Part 1 (ISJD Seris)
Aldyansah Sakha Lorenzo, siapa yang tidak kenal dengan lelaki fenomenal di kompleks rumahnya? Menjadi incaran wanita, yang sayangnya Sakha terlalu kalem menghadapi kaum semodelan mama.
Sampai usia 30 tahun pun, Sakha masih betah melajang. Pernah pacaran, tetapi tidak sampai jenjang pelaminan, hingga kini rambut Sakha panjang sebahu pun, dia masih bujang.
"Jadi gimana, mau sama Naya apa sama Adinda aja?"
"Naya nggak usah dibawa-bawa, Ma." Sakha duduk dengan kaki di atas kursi sambil makan bakwan udang buatan sang mama. Rambut Sakha dikuncir satu.
Astagfirullah. Kadang Rahee gemas, ingin dia potongkan rambut putra sulungnya.
"Loh ya kenapa? Naya itu kandidat nomor satu padahal."

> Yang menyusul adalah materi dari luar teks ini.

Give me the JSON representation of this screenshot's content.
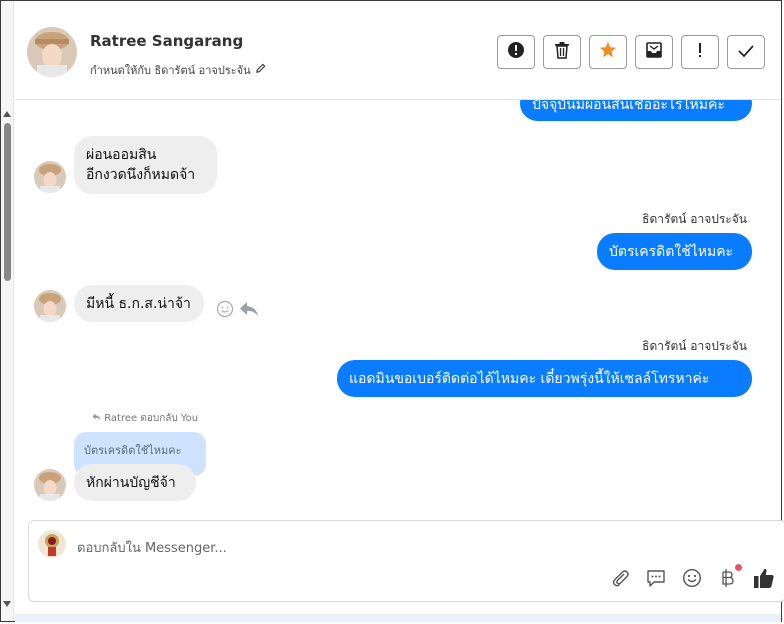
{
  "contact": {
    "name": "Ratree Sangarang",
    "assigned_to": "กำหนดให้กับ ธิดารัตน์ อาจประจัน"
  },
  "toolbar": {
    "icons": [
      "alert-circle-icon",
      "trash-icon",
      "star-icon",
      "archive-icon",
      "exclamation-icon",
      "check-icon"
    ],
    "star_color": "#f28c28"
  },
  "messages": {
    "m0_partial": "ปัจจุบันมีผ่อนสินเชื่ออะไรไหมคะ",
    "m1_line1": "ผ่อนออมสิน",
    "m1_line2": "อีกงวดนึงก็หมดจ้า",
    "m2_sender": "ธิดารัตน์ อาจประจัน",
    "m2_text": "บัตรเครดิตใช้ไหมคะ",
    "m3_text": "มีหนี้ ธ.ก.ส.น่าจ้า",
    "m4_sender": "ธิดารัตน์ อาจประจัน",
    "m4_text": "แอดมินขอเบอร์ติดต่อได้ไหมคะ เดี๋ยวพรุ่งนี้ให้เซลล์โทรหาค่ะ",
    "m5_replied_label": "Ratree ตอบกลับ You",
    "m5_quote": "บัตรเครดิตใช้ไหมคะ",
    "m5_text": "หักผ่านบัญชีจ้า"
  },
  "composer": {
    "placeholder": "ตอบกลับใน Messenger...",
    "icons": [
      "attachment-icon",
      "saved-reply-icon",
      "emoji-icon",
      "baht-icon",
      "like-icon"
    ]
  },
  "colors": {
    "outgoing_bubble": "#0a7cff",
    "incoming_bubble": "#eeeeee",
    "quote_bubble": "#cfe3ff"
  }
}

"Kayak yang nggak ada cewek lain aja."
"Loh, bukannya kamu--"
"Samlekom!"
"Bilang salam yang bener dulu kalo mau masuk rumah orang!" Sakha yang menyahut.

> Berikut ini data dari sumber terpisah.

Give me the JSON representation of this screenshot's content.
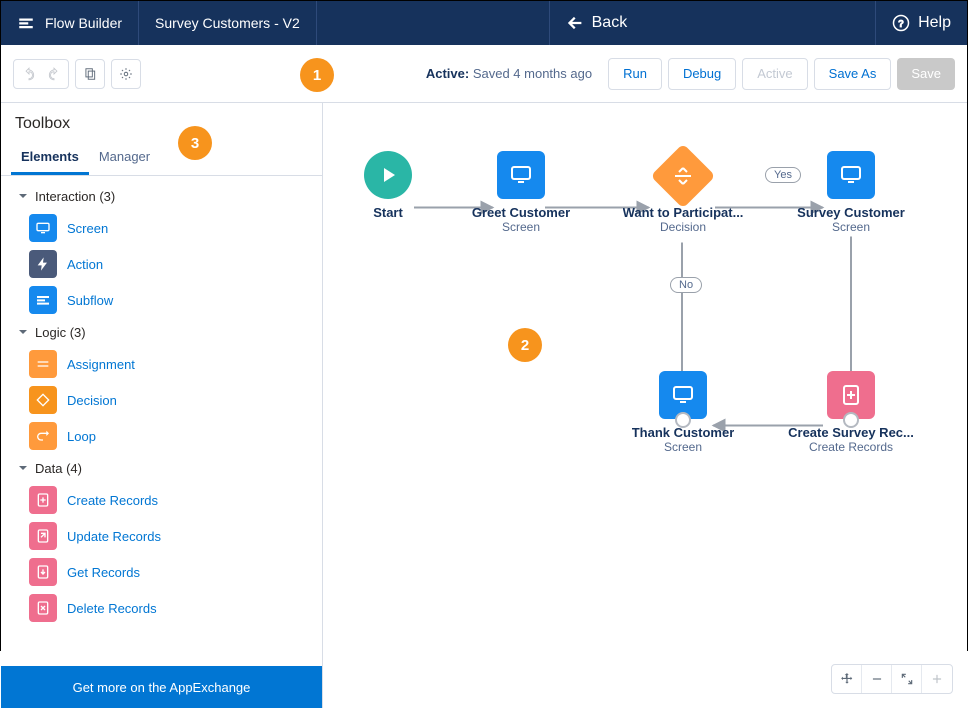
{
  "topbar": {
    "app": "Flow Builder",
    "flow": "Survey Customers - V2",
    "back": "Back",
    "help": "Help"
  },
  "buttonbar": {
    "status_label": "Active:",
    "status_value": "Saved 4 months ago",
    "run": "Run",
    "debug": "Debug",
    "active": "Active",
    "saveas": "Save As",
    "save": "Save"
  },
  "sidebar": {
    "title": "Toolbox",
    "tabs": {
      "elements": "Elements",
      "manager": "Manager"
    },
    "cats": [
      {
        "label": "Interaction (3)",
        "items": [
          {
            "label": "Screen",
            "icon": "screen",
            "cls": "ic-blue"
          },
          {
            "label": "Action",
            "icon": "bolt",
            "cls": "ic-navy"
          },
          {
            "label": "Subflow",
            "icon": "subflow",
            "cls": "ic-blue"
          }
        ]
      },
      {
        "label": "Logic (3)",
        "items": [
          {
            "label": "Assignment",
            "icon": "assign",
            "cls": "ic-orange"
          },
          {
            "label": "Decision",
            "icon": "decision",
            "cls": "ic-orange-d"
          },
          {
            "label": "Loop",
            "icon": "loop",
            "cls": "ic-orange"
          }
        ]
      },
      {
        "label": "Data (4)",
        "items": [
          {
            "label": "Create Records",
            "icon": "create",
            "cls": "ic-pink"
          },
          {
            "label": "Update Records",
            "icon": "update",
            "cls": "ic-pink"
          },
          {
            "label": "Get Records",
            "icon": "get",
            "cls": "ic-pink"
          },
          {
            "label": "Delete Records",
            "icon": "delete",
            "cls": "ic-pink"
          }
        ]
      }
    ],
    "exchange": "Get more on the AppExchange"
  },
  "callouts": {
    "c1": "1",
    "c2": "2",
    "c3": "3"
  },
  "nodes": {
    "start": {
      "title": "Start",
      "sub": ""
    },
    "greet": {
      "title": "Greet Customer",
      "sub": "Screen"
    },
    "want": {
      "title": "Want to Participat...",
      "sub": "Decision"
    },
    "survey": {
      "title": "Survey Customer",
      "sub": "Screen"
    },
    "thank": {
      "title": "Thank Customer",
      "sub": "Screen"
    },
    "create": {
      "title": "Create Survey Rec...",
      "sub": "Create Records"
    }
  },
  "edge_labels": {
    "yes": "Yes",
    "no": "No"
  }
}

Gadis berseragam kerja itu pun menghempaskan tubuhnya di kursi makan, sebelah Sakha, lalu meneguk air di gelas ... milik Sakha.
Rahee sediakan bakwan udang lebih banyak di piringnya. Memberikan kepada Naya, putri tetangga.
"Baru pulang banget, Nay?" tanya Rahee.
Naya mengangguk. "Sebel banget aku sama tamu bos, genit. Masa aku ditanyain tarif service semalam berapa coba, Ma?!"
"Cocoklah. Pakaian kamu mengundang." Sakha melirik baju yang Naya kenakan.
Praktis Naya menjawab dengan keganasan mulut merconnya. "Loh, ini kan seragam kerjanya! Bos yang kasih, bukan cuma aku yang pakai, banyak! Kami pakai ini karena tuntutan kerja, bukan kemauan! Huh, pengangguran banyak acara mana paham sama seragam kerja!"
Sakha mencebik. Dia masukkan bakwan udang ketiga pada mulutnya. Naya pun lakukan hal serupa, makan udang dengan ganas. Seolah yang sedang dia kunyah adalah abangnya. Eh, ralat.
Abang dari sobat karibnya.
"Iyaaaan!" teriak Naya memanggil sang kawan.
Adrian. Baru pulang dari kerjanya di kantor papa. Duduk manis dituntun Naya pada kursi makan sebelah Bang Sakha.
"Dimakan bakwannya, Iyan. Enak. Bikinan Mama, top markotop!"
Rahee terkekeh sambil memasak bakwannya. Belum beres. Rumah kalau ada Naya pasti rame.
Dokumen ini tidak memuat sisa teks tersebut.